Like r.info, I think r.univar and r.stats are pretty fundamental
raster modules to have working correctly for this.
#32bit linux system/gcc
sizeof(long long) is 8
sizeof(long) is 4
sizeof(int) is 4
#64bit linux system/gcc
sizeof(long long) is 8
sizeof(long) is 8
sizeof(int) is 4
I notice r.info uses unsigned long long + printf %llu
Shall we standardize on that? If it can be done without
dealing with --enable-lfs all the better, I'm pretty sure
that LFS has more to do with which 64bit friendly glibc
functions to use so not relevant. But I'm not 100% sure
about this stuff so I ask.
I'm guessing that off_t should only be used for addresses,
or if all else fails can it be repurposed?
I notice r.info uses unsigned long long + printf %llu
Shall we standardize on that? If it can be done without
dealing with --enable-lfs all the better, I'm pretty sure
that LFS has more to do with which 64bit friendly glibc
functions to use so not relevant. But I'm not 100% sure
about this stuff so I ask.
> >> I guess there is an integer overflow somewhere(?)
Yeah, I think you are right.
There are many int++'s in raster/r.stats/stats.c
Perhaps those counters++ should be changed to "long long"?
"long long" is C99, but provided by some C89 compilers as an
extension. Any use must be conditionalised upon:
#ifdef HAVE_LONG_LONG_INT
Any "long long" values need to be printed with "%lld" ("%llu" for
unsigned), which also needs to be conditionalised.
I notice r.info uses unsigned long long + printf %llu
Shall we standardize on that?
The main downside is that you can end up needing a lot of conditional
code.
If it can be done without
dealing with --enable-lfs all the better, I'm pretty sure
that LFS has more to do with which 64bit friendly glibc
functions to use so not relevant. But I'm not 100% sure
about this stuff so I ask.
LFS has two parts: making off_t a 64-bit type, and redirecting I/O
functions to the 64-bit versions.
In order to make off_t a 64-bit type, there has to *be* a 64-bit type.
But that type will exist regardless of whether LFS is enabled.
I'm guessing that off_t should only be used for addresses,
or if all else fails can it be repurposed?
off_t should only be used for file offsets. There's no advantage of
using it as a general-purpose integer type, as you need to convert it
to a standard type for printing, so you still need to check for the
existence of "long long" to determine which type to convert it to.
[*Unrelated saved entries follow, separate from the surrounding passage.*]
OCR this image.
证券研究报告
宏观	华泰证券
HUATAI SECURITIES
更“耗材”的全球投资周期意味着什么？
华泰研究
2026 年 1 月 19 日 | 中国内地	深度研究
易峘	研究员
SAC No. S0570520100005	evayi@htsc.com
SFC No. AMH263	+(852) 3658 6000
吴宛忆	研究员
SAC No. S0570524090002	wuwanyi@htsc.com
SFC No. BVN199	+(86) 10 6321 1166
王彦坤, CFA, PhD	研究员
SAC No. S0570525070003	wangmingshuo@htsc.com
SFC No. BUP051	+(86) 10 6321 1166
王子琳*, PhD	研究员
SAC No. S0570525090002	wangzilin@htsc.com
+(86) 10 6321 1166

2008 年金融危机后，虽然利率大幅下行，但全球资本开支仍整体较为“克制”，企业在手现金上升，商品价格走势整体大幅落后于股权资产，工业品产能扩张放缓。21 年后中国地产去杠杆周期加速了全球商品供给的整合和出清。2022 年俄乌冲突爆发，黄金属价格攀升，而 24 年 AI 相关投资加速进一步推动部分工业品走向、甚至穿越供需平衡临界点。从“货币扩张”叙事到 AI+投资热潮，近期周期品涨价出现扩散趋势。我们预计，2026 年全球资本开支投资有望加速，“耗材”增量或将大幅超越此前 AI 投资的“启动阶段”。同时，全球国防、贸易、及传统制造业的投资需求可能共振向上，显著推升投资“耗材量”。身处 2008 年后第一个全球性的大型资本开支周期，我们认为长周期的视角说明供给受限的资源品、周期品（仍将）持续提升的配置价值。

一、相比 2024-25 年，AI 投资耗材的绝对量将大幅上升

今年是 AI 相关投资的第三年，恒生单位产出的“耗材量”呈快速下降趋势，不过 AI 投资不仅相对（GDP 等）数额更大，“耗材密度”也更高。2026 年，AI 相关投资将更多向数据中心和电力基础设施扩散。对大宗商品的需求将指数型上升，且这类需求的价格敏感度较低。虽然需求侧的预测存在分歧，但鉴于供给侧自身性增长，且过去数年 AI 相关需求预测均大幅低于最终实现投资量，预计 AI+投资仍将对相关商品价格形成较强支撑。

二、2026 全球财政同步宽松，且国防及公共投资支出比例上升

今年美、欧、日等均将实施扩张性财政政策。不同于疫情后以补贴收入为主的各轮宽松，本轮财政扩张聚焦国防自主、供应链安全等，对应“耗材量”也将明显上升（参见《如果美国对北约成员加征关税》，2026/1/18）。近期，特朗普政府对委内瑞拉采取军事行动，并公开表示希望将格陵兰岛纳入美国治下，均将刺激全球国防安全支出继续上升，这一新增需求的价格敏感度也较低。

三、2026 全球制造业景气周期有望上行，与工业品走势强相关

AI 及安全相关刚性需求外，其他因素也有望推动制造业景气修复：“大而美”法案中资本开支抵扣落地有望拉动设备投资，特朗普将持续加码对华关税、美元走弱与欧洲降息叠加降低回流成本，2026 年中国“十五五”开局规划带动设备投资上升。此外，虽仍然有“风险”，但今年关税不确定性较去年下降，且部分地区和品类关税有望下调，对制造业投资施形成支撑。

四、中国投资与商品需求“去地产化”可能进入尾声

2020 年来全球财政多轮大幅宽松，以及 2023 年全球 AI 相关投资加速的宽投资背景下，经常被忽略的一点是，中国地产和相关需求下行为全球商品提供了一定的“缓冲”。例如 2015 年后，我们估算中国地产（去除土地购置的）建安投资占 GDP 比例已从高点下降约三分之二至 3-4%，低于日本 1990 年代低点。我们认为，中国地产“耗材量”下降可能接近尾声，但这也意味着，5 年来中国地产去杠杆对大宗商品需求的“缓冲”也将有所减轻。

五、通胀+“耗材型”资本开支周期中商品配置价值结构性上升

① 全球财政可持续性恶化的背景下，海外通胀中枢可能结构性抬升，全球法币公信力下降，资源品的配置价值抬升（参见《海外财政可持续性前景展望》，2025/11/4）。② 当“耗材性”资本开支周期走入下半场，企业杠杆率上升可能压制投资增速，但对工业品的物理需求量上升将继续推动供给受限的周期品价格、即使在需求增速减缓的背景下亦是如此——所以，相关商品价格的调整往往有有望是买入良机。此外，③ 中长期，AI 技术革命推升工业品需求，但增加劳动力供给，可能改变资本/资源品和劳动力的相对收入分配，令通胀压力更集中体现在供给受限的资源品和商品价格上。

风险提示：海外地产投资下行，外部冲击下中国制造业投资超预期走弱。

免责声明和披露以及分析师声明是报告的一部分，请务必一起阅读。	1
> I notice r.info uses unsigned long long + printf %llu
> Shall we standardize on that?
Glynn wrote:
The main downside is that you can end up needing a lot of
conditional code.
I'm not seeing any alternative though.
For any module which does math with it (eg casting prior to
variable multiplication/division), perhaps to save some noise in
the code the LONGTYPE could be set up as a macro at the top
of the file and then the casts should look like
(LONGTYPE)chellhd.rows * cellhb*cols
setting up strfmt=LONGFMT for %llu or %lu is a bit uglier, but
a number of other modules pull such tricks to aviod CELL/FCELL/
DCELL switch statements.
Hamish wrote:
> > I notice r.info uses unsigned long long + printf %llu
> > Shall we standardize on that?
Glynn wrote:
> The main downside is that you can end up needing a lot of
> conditional code.
I'm not seeing any alternative though.
For any module which does math with it (eg casting prior to
variable multiplication/division), perhaps to save some noise in
the code the LONGTYPE could be set up as a macro at the top
of the file and then the casts should look like
(LONGTYPE)chellhd.rows * cellhb*cols
I suggest adding the following (or something similar) to config.h:
#ifdef HAVE_LONG_LONG_INT #define longest long long #define PRILONGEST_PREFIX "ll" #else #define longest long #define PRILONGEST_PREFIX "l" #endif
I'm unsure whether it's better to use a macro or a typedef for the
type. Using a macro allows the use of "unsigned longest" rather than
requiring a separate typedef (e.g. "u_longest").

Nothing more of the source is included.